# Length Of Tangent On A Circle

A tangent to a circle is defined as a line segment that touches the circle exactly at one point. There are some important points regarding tangents:

• A tangent to a circle cannot be drawn through a point which lies inside the circle. It is so because all the lines passing through any point inside the circle, will intersect the circle at two points.
• There is exactly one tangent to a circle which passes through only one point on the circle.
• There are exactly two tangents can be drawn to a circle from a point outside the circle.

In the figure, $P$ is an external point from which tangents are drawn to the circle. $A$ and $B$ are points of contact of the tangent with a circle. The length of a tangent is equal to the length of a line segment with end-points as the external point and the point of contact. So, $PA$ and $PB$ are the lengths of tangent to the circle from an external point $P$.

## Some theorems on length of tangent

Theorem 1: The lengths of tangents drawn from an external point to a circle are equal. It is proved as follows:

Consider the circle with center $O$. $PA$ and $PB$ are the two tangents drawn to the circle from the external point $P$. $OA$ and $OB$ are radii of the circle.
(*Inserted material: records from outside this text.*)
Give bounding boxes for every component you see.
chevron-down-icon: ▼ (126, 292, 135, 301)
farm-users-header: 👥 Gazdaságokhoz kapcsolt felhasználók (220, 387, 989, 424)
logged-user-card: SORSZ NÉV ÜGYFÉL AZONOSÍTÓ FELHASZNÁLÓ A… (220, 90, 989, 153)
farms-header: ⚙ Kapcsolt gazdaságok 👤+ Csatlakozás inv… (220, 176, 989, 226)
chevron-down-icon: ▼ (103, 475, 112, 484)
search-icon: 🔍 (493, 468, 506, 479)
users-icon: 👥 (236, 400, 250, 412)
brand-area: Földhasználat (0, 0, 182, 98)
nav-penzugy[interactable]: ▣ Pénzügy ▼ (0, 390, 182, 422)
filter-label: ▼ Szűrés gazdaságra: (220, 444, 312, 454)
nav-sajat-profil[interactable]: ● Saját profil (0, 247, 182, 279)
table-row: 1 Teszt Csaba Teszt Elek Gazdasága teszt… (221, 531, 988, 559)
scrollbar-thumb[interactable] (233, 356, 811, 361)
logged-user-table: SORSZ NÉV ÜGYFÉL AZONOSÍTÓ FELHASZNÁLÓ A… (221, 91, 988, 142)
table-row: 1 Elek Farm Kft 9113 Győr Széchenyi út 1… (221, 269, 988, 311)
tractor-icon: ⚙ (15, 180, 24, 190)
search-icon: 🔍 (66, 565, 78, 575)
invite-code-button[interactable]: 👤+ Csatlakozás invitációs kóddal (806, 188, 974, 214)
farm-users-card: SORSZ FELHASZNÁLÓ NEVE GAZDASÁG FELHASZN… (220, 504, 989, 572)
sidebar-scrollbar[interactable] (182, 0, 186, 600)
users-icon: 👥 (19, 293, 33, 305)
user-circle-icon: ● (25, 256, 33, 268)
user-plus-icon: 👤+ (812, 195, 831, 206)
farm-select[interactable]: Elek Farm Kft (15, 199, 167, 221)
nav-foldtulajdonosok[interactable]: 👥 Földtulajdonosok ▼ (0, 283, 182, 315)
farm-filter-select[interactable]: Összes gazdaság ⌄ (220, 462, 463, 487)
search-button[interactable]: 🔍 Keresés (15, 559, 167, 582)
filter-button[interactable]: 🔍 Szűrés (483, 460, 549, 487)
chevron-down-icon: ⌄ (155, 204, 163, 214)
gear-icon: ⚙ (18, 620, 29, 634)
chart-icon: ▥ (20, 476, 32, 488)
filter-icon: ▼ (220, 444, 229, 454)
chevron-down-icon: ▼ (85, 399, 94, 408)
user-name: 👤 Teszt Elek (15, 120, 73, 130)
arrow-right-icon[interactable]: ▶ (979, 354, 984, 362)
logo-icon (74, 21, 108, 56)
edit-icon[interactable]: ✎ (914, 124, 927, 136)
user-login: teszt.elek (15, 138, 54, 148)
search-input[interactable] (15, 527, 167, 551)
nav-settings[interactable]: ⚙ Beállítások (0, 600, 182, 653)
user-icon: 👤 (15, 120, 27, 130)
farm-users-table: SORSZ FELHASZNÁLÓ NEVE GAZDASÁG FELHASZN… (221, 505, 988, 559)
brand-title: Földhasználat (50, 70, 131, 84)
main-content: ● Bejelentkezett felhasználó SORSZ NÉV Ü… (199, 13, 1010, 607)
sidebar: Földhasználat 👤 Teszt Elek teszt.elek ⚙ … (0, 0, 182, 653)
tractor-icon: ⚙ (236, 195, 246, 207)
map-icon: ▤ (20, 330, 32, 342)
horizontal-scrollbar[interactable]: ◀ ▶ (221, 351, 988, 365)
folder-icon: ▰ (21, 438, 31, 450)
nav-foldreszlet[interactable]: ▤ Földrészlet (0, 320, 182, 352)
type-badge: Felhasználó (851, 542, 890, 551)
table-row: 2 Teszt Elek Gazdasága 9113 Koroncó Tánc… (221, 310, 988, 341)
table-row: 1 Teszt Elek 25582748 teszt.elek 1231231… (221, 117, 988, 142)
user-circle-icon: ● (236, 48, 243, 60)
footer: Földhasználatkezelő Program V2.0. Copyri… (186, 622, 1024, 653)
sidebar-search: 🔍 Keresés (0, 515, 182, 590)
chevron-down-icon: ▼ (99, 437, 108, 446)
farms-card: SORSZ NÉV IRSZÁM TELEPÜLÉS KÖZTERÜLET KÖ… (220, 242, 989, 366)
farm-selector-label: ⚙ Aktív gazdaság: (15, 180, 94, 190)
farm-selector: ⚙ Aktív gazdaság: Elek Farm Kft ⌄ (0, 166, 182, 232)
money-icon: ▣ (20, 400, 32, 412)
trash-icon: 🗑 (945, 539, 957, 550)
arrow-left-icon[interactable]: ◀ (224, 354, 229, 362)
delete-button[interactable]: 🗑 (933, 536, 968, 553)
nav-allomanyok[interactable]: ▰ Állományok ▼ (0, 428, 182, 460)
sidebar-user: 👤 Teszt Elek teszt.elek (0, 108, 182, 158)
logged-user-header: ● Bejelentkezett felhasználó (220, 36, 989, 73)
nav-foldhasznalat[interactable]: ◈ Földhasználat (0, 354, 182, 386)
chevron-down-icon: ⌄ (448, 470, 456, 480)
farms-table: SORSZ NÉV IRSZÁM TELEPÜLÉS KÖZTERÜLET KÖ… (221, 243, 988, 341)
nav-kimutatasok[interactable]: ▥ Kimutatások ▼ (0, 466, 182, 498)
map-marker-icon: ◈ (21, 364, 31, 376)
Since tangent on a circle and the radius are perpendicular to each other at the point of tangency,

$∠PAO$ = $∠PBO$ = $90°$

Consider the triangles, $∆PAO$ and $∆PBO$,

$∠PAO$ = $∠PBO$ = $90°$

$PO$ is common side for both the triangles,

$OA$ = $OB$ [Radii of the circle]

Hence, by RHS congruence theorem,

$∆PAO ≅ ∆PBO$

$⇒ PA = PB$ (Corresponding parts of congruent triangles)

This can also be proved by using Pythagoras theorem as follows,

Since,

$∠PAO$ = $∠PBO$ = $90°$

$∆PAO$ and $∆PBO$ are right angled triangles.

$PA^2$ = $OP^2 – OA^2$

Since $OA$ = $OB$,

$PA^2$ = $OP^2 – OB^2$ = $PB^2$

This gives, $PA$ = $PB$

Therefore, tangents drawn to a circle from an external point will have equal lengths. There is an important observation here:

• Since $∠APO$ = $∠BPO$, $OP$ is the angle bisector of $∠APB$.

Therefore, center of the circle lies on angle bisector of the angle made by two tangents to the circle from an external point.

Let’s consider an example for better understanding of the concept of length of the tangent drawn to a circle from an external point.

Example: A circle is inscribed in the quadrilateral $ABCD$, Prove that $AB + CD$ = $AD + BC$.

Tangents drawn from the point $A$ will have equal lengths.

This gives,

$AP$ = $AM$                                —(1)

Similarly, for tangents drawn from point $B$,

$BN$ = $BM$                              —(2)

From point $C$,

$CN$ = $CO$                             —(3)

From point $D$,

$DP$ = $DO$                             —(4)

Adding equations(1),(2), (3) and (4) gives,

$AP + BN + CN + DP$ = $AM + BM + CO + DO$

$\Rightarrow AP + PD + BN + NC$ = $AM + MB + DO + OC$

$\Rightarrow AD + BC$ = $AB + CD$

That’s the required proof.